Create stacked area or bar plots showing the relative or absolute abundance of different functional groups over time. This visualisation is particularly useful for examining changes in community composition.
pr_plot_tsfg(df, Scale = "Actual", Trend = "Raw")A dataframe from pr_get_FuncGroups() containing functional group data
Scaling of the y-axis:
"Actual" - Plot actual abundance values (stacked)
"Proportion" - Plot as proportions summing to 1 (or 100%)
The temporal scale for plotting:
"Raw" - Plot all data points over time (default)
"Month" - Monthly climatology averaged across years
"Year" - Annual means for each year
A ggplot2 object showing functional group composition over time
This function creates stacked area plots (for Raw trends) or stacked bar plots (for Month/Year trends) showing how functional group composition changes over time.
Phytoplankton (5 groups):
Centric diatoms (radially symmetrical, bloom-forming)
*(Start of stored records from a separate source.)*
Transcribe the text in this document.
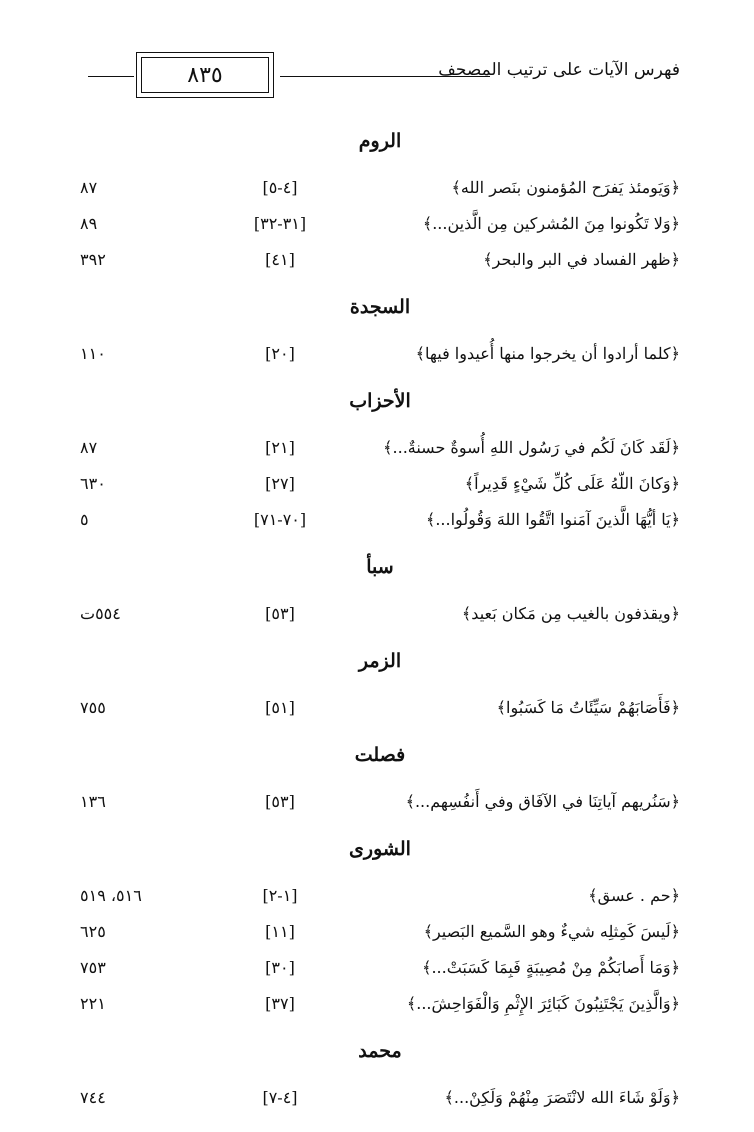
٨٣٥	فهرس الآيات على ترتيب المصحف
الروم
﴿وَيَومئذ يَفرَح المُؤمنون بنَصر الله﴾
[٤-٥]
٨٧
﴿وَلا تَكُونوا مِنَ المُشركين مِن الَّذين...﴾
[٣١-٣٢]
٨٩
﴿ظهر الفساد في البر والبحر﴾
[٤١]
٣٩٢
السجدة
﴿كلما أرادوا أن يخرجوا منها أُعيدوا فيها﴾
[٢٠]
١١٠
الأحزاب
﴿لَقَد كَانَ لَكُم في رَسُول اللهِ أُسوةٌ حسنةٌ...﴾
[٢١]
٨٧
﴿وَكانَ اللّهُ عَلَى كُلِّ شَيْءٍ قَدِيراً﴾
[٢٧]
٦٣٠
﴿يَا أيُّهَا الَّذينَ آمَنوا اتَّقُوا اللهَ وَقُولُوا...﴾
[٧٠-٧١]
٥
سبأ
﴿ويقذفون بالغيب مِن مَكان بَعيد﴾
[٥٣]
٥٥٤ت
الزمر
﴿فَأَصَابَهُمْ سَيِّئَاتُ مَا كَسَبُوا﴾
[٥١]
٧٥٥
فصلت
﴿سَنُريهم آياتِنَا في الآفَاق وفي أَنفُسِهم...﴾
[٥٣]
١٣٦
الشورى
﴿حم . عسق﴾
[١-٢]
٥١٦، ٥١٩
﴿لَيسَ كَمِثلِه شيءٌ وهو السَّميع البَصير﴾
[١١]
٦٢٥
﴿وَمَا أَصابَكُمْ مِنْ مُصِيبَةٍ فَبِمَا كَسَبَتْ...﴾
[٣٠]
٧٥٣
﴿وَالَّذِينَ يَجْتَنِبُونَ كَبَائِرَ الإِثْمِ وَالْفَوَاحِشَ...﴾
[٣٧]
٢٢١
محمد
﴿وَلَوْ شَاءَ الله لانْتَصَرَ مِنْهُمْ وَلَكِنْ...﴾
[٤-٧]
٧٤٤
Pennate diatoms (bilaterally symmetrical)
Dinoflagellates (flagellated protists)
Cyanobacteria (photosynthetic bacteria)
Other (remaining groups)
Zooplankton (7 groups):
Copepods (dominant marine zooplankton)
Appendicularians (larvaceans, gelatinous filter feeders)
Molluscs (pteropods - sea butterflies and angels)
Cladocerans (water fleas, e.g., Penilia, Evadne)
Chaetognaths (arrow worms, predatory)
Thaliaceans (salps, doliolids, pyrosomes)
Other (remaining groups)
Actual Scale: Shows true abundance patterns. Useful for seeing:
Total community biomass/abundance changes
Bloom events
Which groups dominate numerically
Proportion Scale: Shows relative composition. Useful for seeing:
Community shifts (e.g., diatoms to dinoflagellates)
Seasonal succession patterns
Long-term regime shifts
Changes that might be masked by overall abundance changes
Colours are assigned consistently across plots for each functional group.
pr_get_FuncGroups() for preparing the input data,
pr_plot_PieFG() for pie chart visualisation of functional groups
# Plot actual abundances over time
df <- pr_get_FuncGroups("NRS", "Phytoplankton") %>%
dplyr::filter(StationCode %in% c('MAI', 'PHB'))
pr_plot_tsfg(df, Scale = "Actual", Trend = "Raw")
#> Warning: Removed 5 rows containing non-finite outside the scale range (`stat_align()`).
# Plot as proportions to see community shifts
pr_plot_tsfg(df, Scale = "Proportion", Trend = "Raw")
#> Warning: Removed 5 rows containing non-finite outside the scale range (`stat_align()`).
# Monthly climatology showing seasonal patterns
pr_plot_tsfg(df, Scale = "Proportion", Trend = "Month")
# Zooplankton functional groups
df_zoo <- pr_get_FuncGroups("CPR", "Zooplankton", near_dist_km = 250) %>%
dplyr::filter(BioRegion == "South-east")
pr_plot_tsfg(df_zoo, Scale = "Actual", Trend = "Raw")
#> Warning: Removed 77 rows containing non-finite outside the scale range (`stat_align()`).